Detestando mais do que nunca a empregada, Pedrinho avançou até a porta e atirou-a sem cerimônia de encontro ao batente. Então, voltou-se com urgência para Dona Benta e disse:

- A gente tem que ir embora daqui. Eu, a senhora e a Narizinho. Antes que a Tia'Nastácia e o povo dela façam o que tão planejando fazer. Eu tentei dizer isso pro Barnabé, mas ele... não deu tempo de...

- Eu sei. - Dona Benta exibiu um sorriso solidário em meio às lágrimas. - Eu sei como é isso, meu filho. Eu tentei dizer a mesma coisa pro meu pai, que a gente tinha que fugir, mas não adiantou. Era tarde demais. Eles já estavam... aqui dentro.

Pedrinho só precisou de um breve instante para entender o significado das palavras de Dona Benta.

- A Emília.

- Eu devia ter desconfiado. - repreendia-se Dona Benta. - Logo que a Lúcia chegou, não demorou muito e aquela boneca dos infernos parou nos braços dela, que Deus me perdoe.

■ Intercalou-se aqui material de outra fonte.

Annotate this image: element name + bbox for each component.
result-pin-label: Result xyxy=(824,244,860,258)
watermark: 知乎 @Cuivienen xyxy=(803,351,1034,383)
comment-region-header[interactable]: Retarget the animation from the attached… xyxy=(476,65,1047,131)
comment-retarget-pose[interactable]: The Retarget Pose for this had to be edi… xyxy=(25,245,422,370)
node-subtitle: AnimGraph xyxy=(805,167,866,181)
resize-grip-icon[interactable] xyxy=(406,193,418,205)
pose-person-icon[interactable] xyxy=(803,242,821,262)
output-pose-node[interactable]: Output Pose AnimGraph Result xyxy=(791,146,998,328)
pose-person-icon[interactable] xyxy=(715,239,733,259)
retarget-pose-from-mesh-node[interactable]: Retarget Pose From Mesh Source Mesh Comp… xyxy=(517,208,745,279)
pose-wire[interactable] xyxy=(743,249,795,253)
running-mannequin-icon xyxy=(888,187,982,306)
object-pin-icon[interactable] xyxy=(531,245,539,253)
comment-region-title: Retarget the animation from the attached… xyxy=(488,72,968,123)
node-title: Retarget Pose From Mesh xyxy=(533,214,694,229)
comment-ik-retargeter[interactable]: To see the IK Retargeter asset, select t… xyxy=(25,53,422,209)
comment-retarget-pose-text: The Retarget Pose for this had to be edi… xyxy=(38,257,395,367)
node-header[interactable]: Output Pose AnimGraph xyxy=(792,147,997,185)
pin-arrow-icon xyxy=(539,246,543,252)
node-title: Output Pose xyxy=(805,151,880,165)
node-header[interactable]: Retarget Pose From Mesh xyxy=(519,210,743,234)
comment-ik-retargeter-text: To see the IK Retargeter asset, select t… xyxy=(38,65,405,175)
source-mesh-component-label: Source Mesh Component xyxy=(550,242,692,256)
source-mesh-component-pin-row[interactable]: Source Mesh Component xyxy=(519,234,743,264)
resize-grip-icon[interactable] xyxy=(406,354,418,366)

Eu achei que a Lucinha só tinha topado com ela por aí. Se eu soubesse o que você me contou agora... de onde ela tinha vindo.

- Foi igual da outra vez, não foi? - indagou Pedrinho. - Foram os escravos que deram a Emília pra senhora?

Dona Benta fez que sim com a cabeça. - Com ela aqui, não teve nada que meus pais pudessem fazer. - disse, aos soluços. - Eu... eu trouxe pra dentro da minha casa o mal que destruiu minha família.

Partia o coração de Pedrinho ver Dona Benta daquele jeito. A senhorinha tinha o rosto vermelho como um tomate, e chorava sem produzir nenhum som, como se fosse uma criança indefesa. Ficava claro para ele que não havia nada que Dona Benta pudesse fazer para ajudá-los.

E foi aí que aconteceu.

De súbito, Pedrinho pulou da cama e correu para fora do quarto. Por pouco não atropelou Néia, que bisbilhotava bem atrás da porta. Isso, contudo, não o deteve. Um rompante de coragem como jamais havia sentido lhe arrebatava dos pés a cabeça, inflamando-o com a determinação para fazer o que precisava ser feito.